For any pain point, there are likely a range of solutions, from simple, cheap DIY-type hacks to specialized, more-costly products and services. You could:
Just stop doing the thing/alternate the task with someone else
Block out the annoying aspect (a sound, smell, sensory feeling that bugs you)
Automate the task (design templates, put things on auto-pay, auto-order groceries)
Pay for a service that does the part you hate (e.g. laundry service that folds all the cloths)
Find a product that makes the thing way easier (I hate moving things while vacuuming, so I have a little handheld vac to get into the tight areas and around stuff)
The degree to which a task is negatively affecting your life can dictate how much energy or money you put toward the solution. Ultimately, if something is so awful that it’s causing conflict at home, making you resent other people, or creating even bigger problems (anxiety, anger, unsafe situations) then it’s worth considering whether it can be outsourced altogether. Sometimes hacking the smaller problem just isn’t going to cut it.
Still, it might be worthwhile to explore the problem in more detail before jumping to an expensive solution. Break it down into the elements that you like/dislike the most, and the things you can/can’t control.
For example, you realize you hate folding and putting away the kids’ laundry. But you legitimately can’t get a two-year old to fold or sort clothes. You could hire someone to come in and do laundry. Or, what if you figure out how to bypass the part you hate? Maybe the clean clothes stay unfolded (gasp! the horror!) in three easily accessed baskets, one for tops, one for bottoms, one for socks and underwear.
Sometimes finding the solution means letting go of ideas about how things should be done. Clothes should be in the drawers! A good mom would always fold those tiny undies! That voice, those expectations, will keep you from finding things that work for you.

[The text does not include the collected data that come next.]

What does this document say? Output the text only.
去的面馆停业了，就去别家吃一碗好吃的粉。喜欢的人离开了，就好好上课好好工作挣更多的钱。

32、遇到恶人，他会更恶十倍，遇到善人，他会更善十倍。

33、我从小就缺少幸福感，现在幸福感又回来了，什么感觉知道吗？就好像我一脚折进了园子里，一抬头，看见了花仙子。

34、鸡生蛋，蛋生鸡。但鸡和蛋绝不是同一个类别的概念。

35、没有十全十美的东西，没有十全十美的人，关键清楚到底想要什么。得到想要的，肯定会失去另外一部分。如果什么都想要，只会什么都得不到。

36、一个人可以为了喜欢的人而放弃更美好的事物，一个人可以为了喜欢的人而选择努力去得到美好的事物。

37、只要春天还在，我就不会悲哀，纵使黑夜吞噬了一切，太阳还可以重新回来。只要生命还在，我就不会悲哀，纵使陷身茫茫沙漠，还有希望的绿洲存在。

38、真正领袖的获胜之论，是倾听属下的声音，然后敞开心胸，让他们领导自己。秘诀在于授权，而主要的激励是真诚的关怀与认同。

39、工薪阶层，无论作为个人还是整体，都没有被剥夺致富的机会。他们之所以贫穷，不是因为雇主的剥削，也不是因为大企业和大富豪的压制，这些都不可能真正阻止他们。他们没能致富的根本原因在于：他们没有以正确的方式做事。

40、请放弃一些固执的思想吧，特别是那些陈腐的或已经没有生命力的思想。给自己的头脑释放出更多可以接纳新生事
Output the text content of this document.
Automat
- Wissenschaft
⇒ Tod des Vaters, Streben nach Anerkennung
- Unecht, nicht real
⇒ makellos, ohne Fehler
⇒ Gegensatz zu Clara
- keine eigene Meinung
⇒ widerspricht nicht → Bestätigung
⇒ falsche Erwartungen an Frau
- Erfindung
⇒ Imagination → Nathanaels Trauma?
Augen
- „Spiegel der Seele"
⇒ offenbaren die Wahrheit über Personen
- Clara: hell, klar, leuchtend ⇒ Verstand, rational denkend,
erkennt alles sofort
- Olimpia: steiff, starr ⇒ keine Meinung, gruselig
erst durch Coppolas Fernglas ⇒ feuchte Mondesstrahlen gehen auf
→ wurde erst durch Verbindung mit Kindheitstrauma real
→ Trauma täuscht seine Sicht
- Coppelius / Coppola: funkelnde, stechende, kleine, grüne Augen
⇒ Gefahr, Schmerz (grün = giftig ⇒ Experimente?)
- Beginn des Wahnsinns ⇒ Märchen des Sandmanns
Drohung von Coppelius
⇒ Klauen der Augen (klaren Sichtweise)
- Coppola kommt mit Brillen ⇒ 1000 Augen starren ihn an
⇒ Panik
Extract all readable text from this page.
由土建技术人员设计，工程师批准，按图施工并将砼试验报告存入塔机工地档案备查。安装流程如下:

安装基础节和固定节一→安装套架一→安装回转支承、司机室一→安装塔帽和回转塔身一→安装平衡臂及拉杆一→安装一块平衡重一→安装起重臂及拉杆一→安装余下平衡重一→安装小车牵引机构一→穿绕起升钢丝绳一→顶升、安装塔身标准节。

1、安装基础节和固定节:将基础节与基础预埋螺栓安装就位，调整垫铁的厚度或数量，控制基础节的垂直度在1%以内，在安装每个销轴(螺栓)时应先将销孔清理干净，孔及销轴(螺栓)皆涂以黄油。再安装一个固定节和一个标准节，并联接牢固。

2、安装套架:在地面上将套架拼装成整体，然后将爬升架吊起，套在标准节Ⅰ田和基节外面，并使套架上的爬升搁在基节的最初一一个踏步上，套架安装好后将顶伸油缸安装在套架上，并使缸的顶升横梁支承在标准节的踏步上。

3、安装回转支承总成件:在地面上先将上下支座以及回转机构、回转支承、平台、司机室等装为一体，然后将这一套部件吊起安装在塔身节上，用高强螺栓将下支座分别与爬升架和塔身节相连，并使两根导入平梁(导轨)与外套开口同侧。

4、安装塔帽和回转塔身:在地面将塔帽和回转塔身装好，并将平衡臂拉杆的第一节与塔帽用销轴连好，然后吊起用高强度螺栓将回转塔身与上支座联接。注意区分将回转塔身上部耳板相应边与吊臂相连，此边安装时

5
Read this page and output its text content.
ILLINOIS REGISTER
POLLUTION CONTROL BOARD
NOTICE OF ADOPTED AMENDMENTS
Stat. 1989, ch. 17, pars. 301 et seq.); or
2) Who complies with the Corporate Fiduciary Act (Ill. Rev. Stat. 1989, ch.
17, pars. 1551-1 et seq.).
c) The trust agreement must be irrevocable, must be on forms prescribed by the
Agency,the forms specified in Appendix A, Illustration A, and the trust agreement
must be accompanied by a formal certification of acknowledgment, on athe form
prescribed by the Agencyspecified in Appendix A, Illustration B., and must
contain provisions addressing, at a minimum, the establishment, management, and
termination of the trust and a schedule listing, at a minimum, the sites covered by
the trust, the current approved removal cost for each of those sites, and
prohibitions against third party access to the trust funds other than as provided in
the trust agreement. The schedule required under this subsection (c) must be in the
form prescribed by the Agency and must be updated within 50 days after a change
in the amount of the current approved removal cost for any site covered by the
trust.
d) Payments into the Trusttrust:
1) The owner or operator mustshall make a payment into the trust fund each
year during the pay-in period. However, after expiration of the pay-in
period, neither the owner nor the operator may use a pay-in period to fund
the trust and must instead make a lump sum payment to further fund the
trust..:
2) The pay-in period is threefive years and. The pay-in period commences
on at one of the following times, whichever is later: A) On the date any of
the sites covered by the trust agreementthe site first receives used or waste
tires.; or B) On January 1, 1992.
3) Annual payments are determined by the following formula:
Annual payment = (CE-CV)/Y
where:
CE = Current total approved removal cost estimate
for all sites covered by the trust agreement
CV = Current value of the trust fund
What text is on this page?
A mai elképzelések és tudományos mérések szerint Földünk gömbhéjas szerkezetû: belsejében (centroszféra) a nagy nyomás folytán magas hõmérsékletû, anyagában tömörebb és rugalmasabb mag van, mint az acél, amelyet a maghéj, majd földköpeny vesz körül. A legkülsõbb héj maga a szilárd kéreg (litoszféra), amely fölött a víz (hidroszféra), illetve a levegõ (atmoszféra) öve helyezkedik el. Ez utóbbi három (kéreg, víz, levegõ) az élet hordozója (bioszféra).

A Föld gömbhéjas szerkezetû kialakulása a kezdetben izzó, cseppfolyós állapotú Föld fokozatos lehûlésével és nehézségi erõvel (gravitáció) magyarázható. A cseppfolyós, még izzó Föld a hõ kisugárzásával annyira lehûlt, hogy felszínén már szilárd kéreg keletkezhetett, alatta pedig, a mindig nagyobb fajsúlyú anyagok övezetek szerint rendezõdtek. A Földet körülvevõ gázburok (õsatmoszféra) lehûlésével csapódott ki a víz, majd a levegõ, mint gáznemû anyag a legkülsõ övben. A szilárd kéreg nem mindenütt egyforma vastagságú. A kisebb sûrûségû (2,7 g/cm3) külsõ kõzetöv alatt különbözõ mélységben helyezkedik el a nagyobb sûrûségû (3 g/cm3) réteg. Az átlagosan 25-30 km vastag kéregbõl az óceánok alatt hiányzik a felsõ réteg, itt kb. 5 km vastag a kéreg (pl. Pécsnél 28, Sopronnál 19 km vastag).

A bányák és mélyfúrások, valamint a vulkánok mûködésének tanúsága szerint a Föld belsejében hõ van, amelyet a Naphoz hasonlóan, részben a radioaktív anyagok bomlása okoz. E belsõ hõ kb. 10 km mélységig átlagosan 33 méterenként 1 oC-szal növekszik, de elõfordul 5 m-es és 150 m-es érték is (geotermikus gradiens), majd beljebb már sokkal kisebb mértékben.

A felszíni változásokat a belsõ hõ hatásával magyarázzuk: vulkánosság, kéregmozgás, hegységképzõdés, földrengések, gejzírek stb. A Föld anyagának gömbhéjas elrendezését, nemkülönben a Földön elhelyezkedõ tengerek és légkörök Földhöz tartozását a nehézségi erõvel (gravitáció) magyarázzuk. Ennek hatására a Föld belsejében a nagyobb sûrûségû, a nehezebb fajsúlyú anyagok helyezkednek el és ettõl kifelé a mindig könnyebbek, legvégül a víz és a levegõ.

A lot of stuff in life IS super-annoying, but there’s no virtue in keeping it super-annoying if there’s another way to do it, even if that way doesn’t look “perfect.” To that end, ignoring any social media post that starts with “Stop doing this!” or “Why you’re doing x wrong” is crucial.
Looking for the problem within the problem has been really helpful for me in minimizing household conflict and lightening the sense of burdensome-ness of much of life’s day-to-day load. It helps me feel more in control when I can identify specific issues, instead of feeling helpless under the weight of hating a seemingly-unavoidable part of life. It’s simple, yet it can have a big impact.
So, what’s your problem (within your problem)?
What I’m watching: Making the most of my temporarily-cheap subscription to BritBox with season one of Unforgotten, a crime drama about a 50-year old murder. Somehow what I’m thriving on is the way the bosses keep telling everyone they’re doing a really great job.
What I’m reading: Brandon Taylor’s The Late Americans. Just finished the first chapter, which starts in a poetry seminar… the critique of what critique looks like today was so accurate it hurt.
Your mileage may vary.
Decided to google the definition of bugbear and it can mean both a hobgoblin that frightens children and a “source of continuing irritation.”
I can’t remember which of her books (or maybe podcast? blog post) this was in.